Sur les dépens, les frais irrépétibles et l’exécution provisoire
Les sociétés ISMA et MGR, qui succombent in fine, supporteront in solidum les dépens, comprenant les frais d’expertise judiciaire ainsi que le coût de recherche de fuites pour un montant de 900 €, et seront condamnées in solidum à payer aux époux [V] une somme de 2.557 € (frais d’avocat) + 336,09 € (frais de constat d’huissier), soit la somme totale de 2.893,09 € au titre des frais irrépétibles de la procédure.

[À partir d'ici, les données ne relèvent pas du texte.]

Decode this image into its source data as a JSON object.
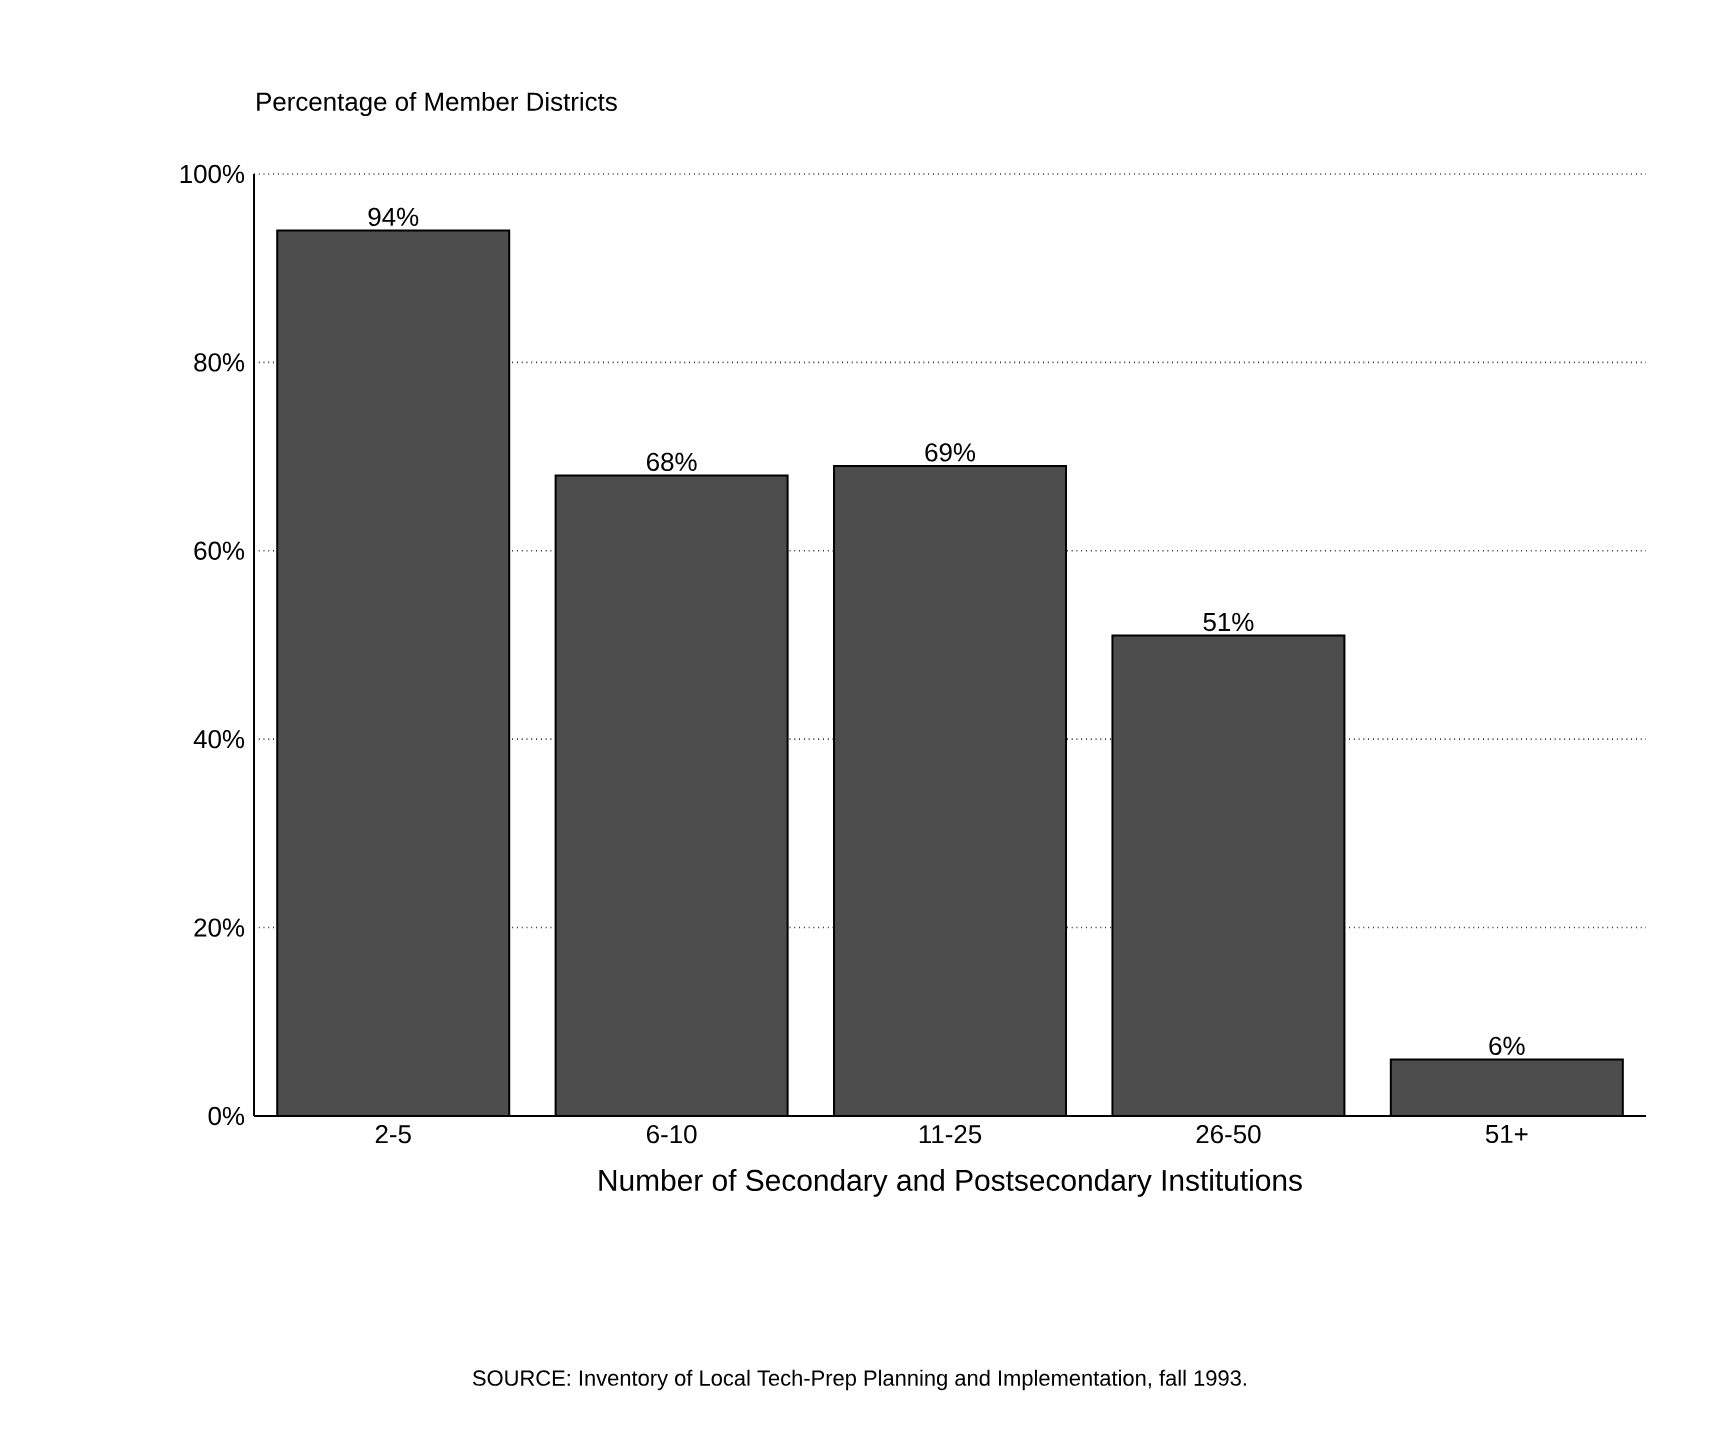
{
  "chart_data": {
    "type": "bar",
    "ylabel": "Percentage of Member Districts",
    "xlabel": "Number of Secondary and Postsecondary Institutions",
    "categories": [
      "2-5",
      "6-10",
      "11-25",
      "26-50",
      "51+"
    ],
    "values": [
      94,
      68,
      69,
      51,
      6
    ],
    "value_labels": [
      "94%",
      "68%",
      "69%",
      "51%",
      "6%"
    ],
    "color": "#4d4d4d",
    "ylim": [
      0,
      100
    ],
    "yticks": [
      {
        "value": 0,
        "label": "0%"
      },
      {
        "value": 20,
        "label": "20%"
      },
      {
        "value": 40,
        "label": "40%"
      },
      {
        "value": 60,
        "label": "60%"
      },
      {
        "value": 80,
        "label": "80%"
      },
      {
        "value": 100,
        "label": "100%"
      }
    ],
    "grid": "y",
    "annotations": [
      "SOURCE:  Inventory of Local Tech-Prep Planning and Implementation, fall 1993."
    ]
  }
}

La charge finale des dépens et de cette indemnité pèsera intégralement sur la société MGR.
Les autres demandes formées au titre des frais irrépétibles sont rejetées.

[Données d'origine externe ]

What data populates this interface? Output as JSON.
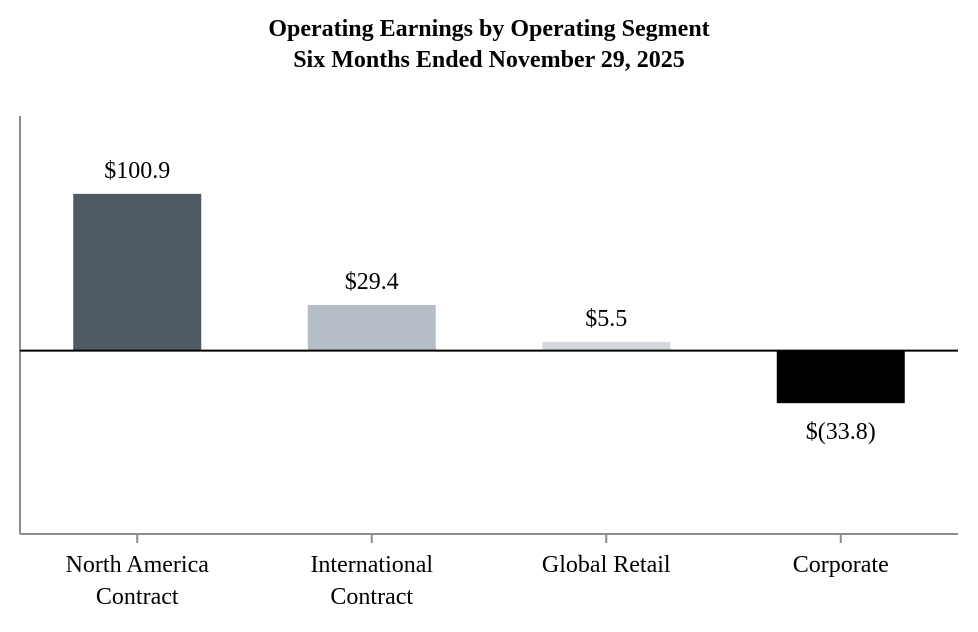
{
  "chart_data": {
    "type": "bar",
    "title": "Operating Earnings by Operating Segment",
    "subtitle": "Six Months Ended November 29, 2025",
    "categories": [
      [
        "North America",
        "Contract"
      ],
      [
        "International",
        "Contract"
      ],
      [
        "Global Retail"
      ],
      [
        "Corporate"
      ]
    ],
    "values": [
      100.9,
      29.4,
      5.5,
      -33.8
    ],
    "value_labels": [
      "$100.9",
      "$29.4",
      "$5.5",
      "$(33.8)"
    ],
    "colors": [
      "#505a64",
      "#b5bec7",
      "#d2d8de",
      "#000000"
    ],
    "axis_color": "#8c8c8c",
    "zero_line_color": "#000000",
    "ylim": [
      -118,
      151
    ],
    "xlabel": "",
    "ylabel": "",
    "grid": false,
    "legend": "none"
  }
}
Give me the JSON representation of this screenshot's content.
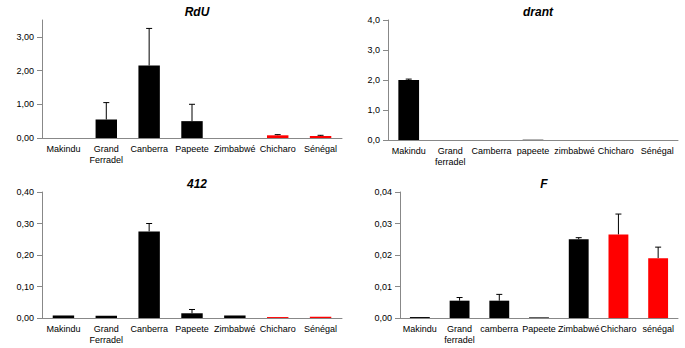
{
  "chart_data": [
    {
      "type": "bar",
      "title": "RdU",
      "categories": [
        "Makindu",
        "Grand\nFerradel",
        "Canberra",
        "Papeete",
        "Zimbabwé",
        "Chicharo",
        "Sénégal"
      ],
      "values": [
        0,
        0.55,
        2.15,
        0.5,
        0,
        0.08,
        0.06
      ],
      "errors": [
        null,
        0.5,
        1.1,
        0.5,
        null,
        0.02,
        0.02
      ],
      "colors": [
        "#000000",
        "#000000",
        "#000000",
        "#000000",
        "#000000",
        "#ff0000",
        "#ff0000"
      ],
      "ylim": [
        0,
        3.5
      ],
      "yticks": [
        {
          "value": 0,
          "label": "0,00"
        },
        {
          "value": 1,
          "label": "1,00"
        },
        {
          "value": 2,
          "label": "2,00"
        },
        {
          "value": 3,
          "label": "3,00"
        }
      ],
      "grid": false
    },
    {
      "type": "bar",
      "title": "drant",
      "categories": [
        "Makindu",
        "Grand\nferradel",
        "Camberra",
        "papeete",
        "zimbabwé",
        "Chicharo",
        "Sénégal"
      ],
      "values": [
        2.0,
        0,
        0,
        0.01,
        0,
        0,
        0
      ],
      "errors": [
        0.03,
        null,
        null,
        null,
        null,
        null,
        null
      ],
      "colors": [
        "#000000",
        "#000000",
        "#000000",
        "#000000",
        "#000000",
        "#000000",
        "#000000"
      ],
      "ylim": [
        0,
        4
      ],
      "yticks": [
        {
          "value": 0,
          "label": "0,0"
        },
        {
          "value": 1,
          "label": "1,0"
        },
        {
          "value": 2,
          "label": "2,0"
        },
        {
          "value": 3,
          "label": "3,0"
        },
        {
          "value": 4,
          "label": "4,0"
        }
      ],
      "grid": false
    },
    {
      "type": "bar",
      "title": "412",
      "categories": [
        "Makindu",
        "Grand\nFerradel",
        "Canberra",
        "Papeete",
        "Zimbabwé",
        "Chicharo",
        "Sénégal"
      ],
      "values": [
        0.008,
        0.007,
        0.275,
        0.015,
        0.008,
        0.003,
        0.004
      ],
      "errors": [
        null,
        null,
        0.025,
        0.012,
        null,
        null,
        null
      ],
      "colors": [
        "#000000",
        "#000000",
        "#000000",
        "#000000",
        "#000000",
        "#ff0000",
        "#ff0000"
      ],
      "ylim": [
        0,
        0.4
      ],
      "yticks": [
        {
          "value": 0,
          "label": "0,00"
        },
        {
          "value": 0.1,
          "label": "0,10"
        },
        {
          "value": 0.2,
          "label": "0,20"
        },
        {
          "value": 0.3,
          "label": "0,30"
        },
        {
          "value": 0.4,
          "label": "0,40"
        }
      ],
      "grid": false
    },
    {
      "type": "bar",
      "title": "F",
      "categories": [
        "Makindu",
        "Grand\nferradel",
        "camberra",
        "Papeete",
        "Zimbabwé",
        "Chicharo",
        "sénégal"
      ],
      "values": [
        0.0003,
        0.0055,
        0.0055,
        0.0002,
        0.025,
        0.0265,
        0.019
      ],
      "errors": [
        null,
        0.001,
        0.002,
        null,
        0.0005,
        0.0065,
        0.0035
      ],
      "colors": [
        "#000000",
        "#000000",
        "#000000",
        "#000000",
        "#000000",
        "#ff0000",
        "#ff0000"
      ],
      "ylim": [
        0,
        0.04
      ],
      "yticks": [
        {
          "value": 0,
          "label": "0,00"
        },
        {
          "value": 0.01,
          "label": "0,01"
        },
        {
          "value": 0.02,
          "label": "0,02"
        },
        {
          "value": 0.03,
          "label": "0,03"
        },
        {
          "value": 0.04,
          "label": "0,04"
        }
      ],
      "grid": false
    }
  ]
}
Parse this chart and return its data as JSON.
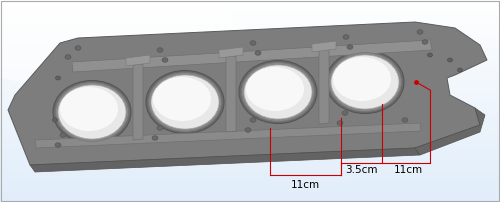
{
  "bg_gradient_top": "#e8f0f8",
  "bg_gradient_bottom": "#c8daea",
  "part_face_color": "#808080",
  "part_edge_color": "#606060",
  "part_bottom_color": "#686868",
  "part_right_color": "#707070",
  "hole_interior": "#ffffff",
  "hole_rim_color": "#909090",
  "rail_color": "#909090",
  "bolt_color": "#686868",
  "annotation_color": "#cc0000",
  "text_color": "#000000",
  "dim_label_11cm_1": "11cm",
  "dim_label_11cm_2": "11cm",
  "dim_label_35cm": "3.5cm",
  "font_size_dim": 7.5,
  "fig_width": 5.0,
  "fig_height": 2.02,
  "dpi": 100
}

Le bénéfice des dispositions de l’article 699 du Code de procédure civile est accordé aux avocats en ayant fait la demande et pouvant y prétendre.
Il sera enfin rappelé que le présent jugement est exécutoire par provision en application des articles 514 et 515 du code de procédure civile, l’incompatibilité de cette exécution provisoire avec la nature de l’affaire n’apparaissant pas démontrée.
PAR CES MOTIFS
Le Tribunal statuant publiquement, par jugement réputé contradictoire et en premier ressort,
DÉBOUTE M. [X] [V] et Mme [Z] [R] épouse [V] de leur demande tendant au constat ou au prononcé de la réception des travaux à la date du 18 mai 2018 ;
PRONONCE la réception judiciaire, avec réserves, des travaux concernant la partie habitation et la piscine au 1er juin 2018 ;
CONDAMNE in solidum la SCI ISMA et la SARL MGR à payer à M. [X] [V] et Mme [Z] [R] épouse [V] les sommes suivantes :
— 23.902,00 € TTC au titre des travaux de reprise du désordre n° 2 (piscine) ;
— 500 € TTC au titre des travaux de reprise du désordre n° 3 (absence de gouttière) ;
— 582,96 € TTC au titre des travaux de reprise du désordre n° 4 (effritement de l’enduit) ;
— 4.392,80 € TTC au titre des travaux de reprise désordre n° 7 (absence de placo hydrofuge dans la salle de bains) ;
CONDAMNE la SARL MGR à payer à M. [X] [V] et Mme [Z] [R] épouse [V] la somme de 708 € TTC au titre des travaux de reprise du désordre n° 5 (absence de gouttière) au titre de la responsabilité contractuelle ;
JUGE que les sommes octroyées au titre des travaux de reprise seront actualisées en fonction de l’évolution de l’indice BT01 depuis le 8 mars 2021 jusqu’à la date du présent jugement ;
CONDAMNE in solidum la SCI ISMA et la SARL MGR à payer à M. [X] [V] et Mme [Z] [R] épouse [V] les sommes suivantes :
— 6.912 € au titre de la réparation du préjudice de jouissance dans l’attente de la réalisation des travaux (décompte arrêté pour l’année 2024) ;
— 1.000 € au titre de la réparation du préjudice de jouissance lié aux travaux de reprise ;
— 152,64 € au titre du préjudice financier résultant du vidage/remplissage de la piscine ;
CONDAMNE la SARL MGR à payer à M. [X] [V] et Mme [Z] [R] épouse [V] la somme de 500 € au titre de la réparation du préjudice moral ;
DÉBOUTE M. [X] [V] et Mme [Z] [R] épouse [V] du surplus de leurs demandes ;
CONDAMNE la SARL MGR à relever et garantir la SCI ISMA des condamnations prononcées à son encontre ;
CONDAMNE in solidum la SCI ISMA et la SARL MGR à payer à M. [X] [V] et Mme [Z] [R] épouse [V] la somme de 2.893,09 € au titre de l’article 700 du code de procédure civile ;
CONDAMNE in solidum la SCI ISMA et la SARL MGR aux dépens, en ce compris les frais d’expertise judiciaire dont le coût de la recherche de fuites d’un montant de 900 € ;
JUGE que la charge finale des dépens et celle de l’indemnité accordée au titre de l’article 700 du code de procédure civile pèseront intégralement sur la SARL MGR ;
REJETTE toute demande plus ample ou contraire ;
ADMET les avocats qui en ont fait la demande et qui peuvent y prétendre au bénéfice des dispositions de l’article 699 du code de procédure civile ;
RAPPELLE que le présent jugement est exécutoire à titre provisoire.